Le plan de dé-dollarisation du marché pétrolier discuté en public et en secret pendant au moins deux ans et largement démenti hier par les suspects habituels - en tête desquels l’Arabie saoudite comme on pouvait s’y attendre - reflète le ressentiment croissant au Moyen-Orient, en Europe et en Chine envers des décennies de domination politique et économique américaine.
Nulle part ailleurs au monde, cette décision ne revêt une importance symbolique plus grande qu’au Moyen-Orient, où les Émirats Arabes Unis détiennent à eux seuls 900 milliards de dollars en réserve de devises et où l’Arabie saoudite a discrètement coordonné avec les Russes sa défense, ses armements et ses politiques pétrolières depuis 2007.
Cela n’indique pas le début d’une guerre commerciale avec les USA - pas encore - mais les régimes arabes du Golfe sont de plus en plus rétifs vis-à-vis de leur dépendance économique et politique à Washington depuis de nombreuses années. Sur les 7 200 milliards de dollars de réserves internationales, 2 100 milliards sont détenus par les pays arabes, et environ 2 300 milliards par la Chine. Les nations intéressées à l’abandon du dollar dans le commerce pétrolier sont présumées détenir plus de 80% des réserves internationales en dollars.
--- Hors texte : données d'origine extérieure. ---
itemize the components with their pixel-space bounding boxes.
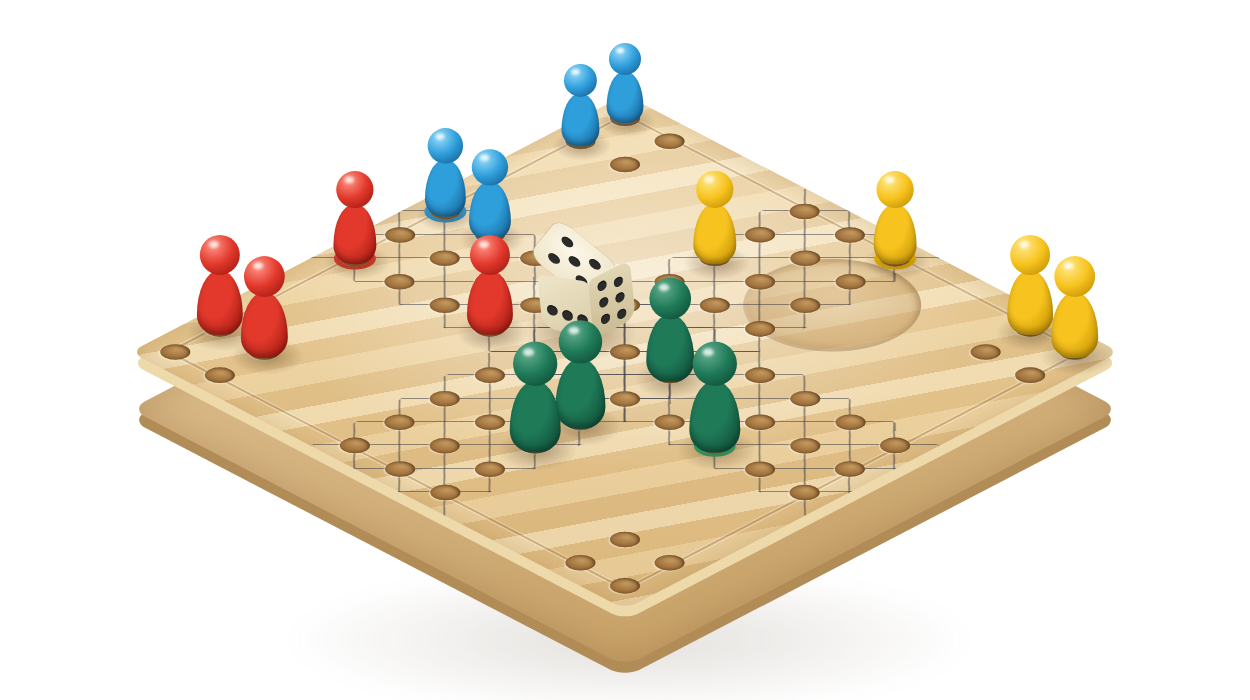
- peg-head: [336, 171, 373, 208]
- peg-body-red: [329, 171, 381, 264]
- peg-blue[interactable]: [465, 149, 516, 240]
- peg-body-blue: [603, 43, 648, 123]
- peg-head: [427, 128, 463, 164]
- peg-base: [694, 204, 737, 264]
- peg-body-red: [462, 235, 518, 335]
- peg-head: [564, 64, 597, 97]
- peg-body-red: [236, 256, 293, 358]
- peg-head: [876, 171, 913, 208]
- die-pip: [567, 254, 583, 269]
- peg-head: [200, 235, 240, 275]
- die-pip: [560, 235, 576, 250]
- peg-red[interactable]: [462, 235, 518, 335]
- die-pip: [597, 279, 607, 293]
- peg-red[interactable]: [236, 256, 293, 358]
- peg-body-blue: [420, 128, 470, 217]
- peg-green[interactable]: [504, 341, 566, 452]
- peg-green[interactable]: [684, 341, 746, 452]
- peg-base: [874, 204, 917, 264]
- peg-body-green: [684, 341, 746, 452]
- peg-body-yellow: [869, 171, 921, 264]
- die-pip: [599, 296, 609, 310]
- peg-blue[interactable]: [603, 43, 648, 123]
- die-pip: [547, 305, 559, 317]
- peg-head: [609, 43, 641, 75]
- peg-yellow[interactable]: [869, 171, 921, 264]
- peg-base: [334, 204, 377, 264]
- peg-head: [245, 256, 286, 297]
- peg-body-yellow: [689, 171, 741, 264]
- peg-base: [607, 72, 644, 123]
- peg-body-blue: [465, 149, 516, 240]
- die-pip: [617, 307, 627, 321]
- peg-head: [472, 149, 508, 185]
- peg-head: [513, 341, 557, 385]
- peg-body-blue: [557, 64, 603, 146]
- peg-red[interactable]: [329, 171, 381, 264]
- peg-base: [561, 94, 599, 147]
- peg-yellow[interactable]: [1046, 256, 1103, 358]
- scene: [0, 0, 1250, 700]
- peg-head: [693, 341, 737, 385]
- peg-yellow[interactable]: [689, 171, 741, 264]
- peg-head: [1010, 235, 1050, 275]
- peg-base: [467, 271, 513, 335]
- peg-base: [242, 293, 289, 358]
- peg-base: [690, 381, 741, 452]
- peg-head: [470, 235, 510, 275]
- peg-body-green: [504, 341, 566, 452]
- peg-base: [510, 381, 561, 452]
- peg-base: [1052, 293, 1099, 358]
- peg-base: [469, 182, 511, 240]
- peg-base: [425, 160, 466, 217]
- peg-head: [649, 277, 691, 319]
- die-pip: [613, 275, 623, 289]
- die-pip: [615, 291, 625, 305]
- peg-blue[interactable]: [557, 64, 603, 146]
- die-pip: [547, 251, 563, 266]
- peg-blue[interactable]: [420, 128, 470, 217]
- peg-head: [1055, 256, 1096, 297]
- die-pip: [587, 257, 603, 272]
- ludo-board: [130, 95, 1120, 610]
- peg-head: [696, 171, 733, 208]
- peg-body-yellow: [1046, 256, 1103, 358]
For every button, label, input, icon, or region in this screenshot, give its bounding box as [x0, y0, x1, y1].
Les démentis de l’Arabie saoudite ont été considérés par les banquiers arabes comme relevant des us et coutumes politiques du Golfe. Les Saoudiens avaient persisté à nier que l’Irak ait envahi le Koweït en 1990 - alors même que les légions de Saddam Hussein se tenaient à la frontière saoudienne, jusqu’à ce que les États-Unis diffusent dans le monde entier l’information de l’agression irakienne.
Les banquiers saoudiens sont bien conscients que d’ici à neuf ans - le délai de transition prévu pour l’abandon du dollar dans le commerce du pétrole au profit des devises japonaise et chinoise, de l’euro, l’or et d’une éventuelle nouvelle monnaie du Golfe - La Chine aura doublé son PIB, pour atteindre les 10 000 milliards de dollars (en supposant un taux de croissance de 7%), et que les États-Unis pourraient alors ne plus peser que 20% du PIB mondial.
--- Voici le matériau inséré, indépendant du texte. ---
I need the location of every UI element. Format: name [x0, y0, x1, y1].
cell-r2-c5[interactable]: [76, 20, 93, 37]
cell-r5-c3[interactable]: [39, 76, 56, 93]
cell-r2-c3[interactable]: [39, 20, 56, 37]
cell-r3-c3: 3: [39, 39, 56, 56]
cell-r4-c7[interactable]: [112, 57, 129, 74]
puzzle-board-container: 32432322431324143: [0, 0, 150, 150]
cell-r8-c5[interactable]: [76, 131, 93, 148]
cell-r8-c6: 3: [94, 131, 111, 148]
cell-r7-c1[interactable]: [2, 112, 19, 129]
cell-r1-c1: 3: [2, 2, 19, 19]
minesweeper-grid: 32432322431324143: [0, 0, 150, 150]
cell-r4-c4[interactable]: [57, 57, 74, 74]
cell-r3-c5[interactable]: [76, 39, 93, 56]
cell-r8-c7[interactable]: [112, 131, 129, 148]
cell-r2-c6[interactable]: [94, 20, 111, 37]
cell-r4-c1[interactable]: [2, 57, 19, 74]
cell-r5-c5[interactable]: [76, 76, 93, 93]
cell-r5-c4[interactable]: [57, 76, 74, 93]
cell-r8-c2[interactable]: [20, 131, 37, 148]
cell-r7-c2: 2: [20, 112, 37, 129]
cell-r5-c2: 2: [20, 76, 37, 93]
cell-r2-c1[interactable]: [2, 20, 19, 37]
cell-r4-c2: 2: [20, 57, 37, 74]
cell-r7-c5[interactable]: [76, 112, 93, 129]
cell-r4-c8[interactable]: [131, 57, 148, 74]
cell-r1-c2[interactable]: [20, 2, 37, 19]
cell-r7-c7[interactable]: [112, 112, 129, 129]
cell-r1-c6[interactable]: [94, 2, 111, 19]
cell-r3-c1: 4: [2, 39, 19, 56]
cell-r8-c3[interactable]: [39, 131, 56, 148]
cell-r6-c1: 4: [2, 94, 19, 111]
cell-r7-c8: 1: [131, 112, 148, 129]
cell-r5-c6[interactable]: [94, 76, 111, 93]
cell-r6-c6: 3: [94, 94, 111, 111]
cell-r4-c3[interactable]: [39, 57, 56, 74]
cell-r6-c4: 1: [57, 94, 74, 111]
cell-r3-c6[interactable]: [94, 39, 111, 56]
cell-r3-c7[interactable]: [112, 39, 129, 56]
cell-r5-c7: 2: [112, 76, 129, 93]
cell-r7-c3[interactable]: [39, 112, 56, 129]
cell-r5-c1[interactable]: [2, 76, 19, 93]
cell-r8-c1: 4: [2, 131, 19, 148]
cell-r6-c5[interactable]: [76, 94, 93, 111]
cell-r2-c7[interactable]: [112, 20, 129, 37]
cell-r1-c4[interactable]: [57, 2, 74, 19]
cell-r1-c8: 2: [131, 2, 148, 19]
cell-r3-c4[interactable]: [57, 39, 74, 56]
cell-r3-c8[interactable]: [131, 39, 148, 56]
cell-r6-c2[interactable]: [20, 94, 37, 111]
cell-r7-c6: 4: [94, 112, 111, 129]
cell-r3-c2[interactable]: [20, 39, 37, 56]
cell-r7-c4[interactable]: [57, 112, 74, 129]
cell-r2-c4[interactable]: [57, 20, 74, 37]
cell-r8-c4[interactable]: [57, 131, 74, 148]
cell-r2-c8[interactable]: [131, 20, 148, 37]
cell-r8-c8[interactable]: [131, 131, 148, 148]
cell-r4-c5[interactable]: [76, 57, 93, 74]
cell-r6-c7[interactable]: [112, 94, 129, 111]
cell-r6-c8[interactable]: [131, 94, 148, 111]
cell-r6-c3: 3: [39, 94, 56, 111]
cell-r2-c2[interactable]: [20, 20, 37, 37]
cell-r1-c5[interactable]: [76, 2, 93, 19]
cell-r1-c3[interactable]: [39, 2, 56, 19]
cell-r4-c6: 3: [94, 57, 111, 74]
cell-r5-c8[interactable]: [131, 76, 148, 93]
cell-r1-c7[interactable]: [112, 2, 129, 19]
Des changements aussi radicaux dans l’économie et la finance, encouragés par la dé-dollarisation du pétrole, auront d’énormes répercussions politiques au Moyen-Orient, en particulier si la rivalité des superpuissances économiques américaine et chinoise en vient devient prédominante pour le monde arabe. Le soutien économique apporté à Israël par les USA sera-t-il encore aussi loyal dans neuf ans si la Chine et les pays Arabes sont devenus les forces motrices dans les marchés financiers mondiaux ? De fait - ayant peut-être cela en tête - certains financiers israéliens ont témoigné au cours des deux dernières années leur intérêt pour des investissements non libellés en dollars dans des banques arabes. Chaque fois qu’un changement de cette ampleur se déroule sur plusieurs années, il doit être amorcé en secret.
On ne peut nier que ce projet de négoce pétrolier hors du dollar ait de profonds motifs politiques. L’effondrement de l’Union soviétique a permis aux États-Unis de dominer le Moyen-Orient, plus que toute autre région du monde, et les Arabes - qui ne peuvent plus envisager un boycott pétrolier du type de celui qu’ils imposèrent à l’occident après la guerre de 1973 au Moyen-Orient - sont toujours désireux de prouver qu’ils peuvent utiliser leur pouvoir économique pour impulser des changements.
L’offre faite par l’Arabie Saoudite et la Ligue Arabe de reconnaître Israël et son besoin de sécurité en échange d’un retrait israélien des territoires arabes occupés n’a pas - d’après les Saoudiens eux-mêmes - une durée de validité indéterminée. Si elle est ignorée ou repoussée, ils peuvent alors rechercher d’autres alliés, par le biais de nouvelles institutions financières, pour imposer la naissance d’un nouveau Moyen-Orient. La Chine sera heureuse de les y aider.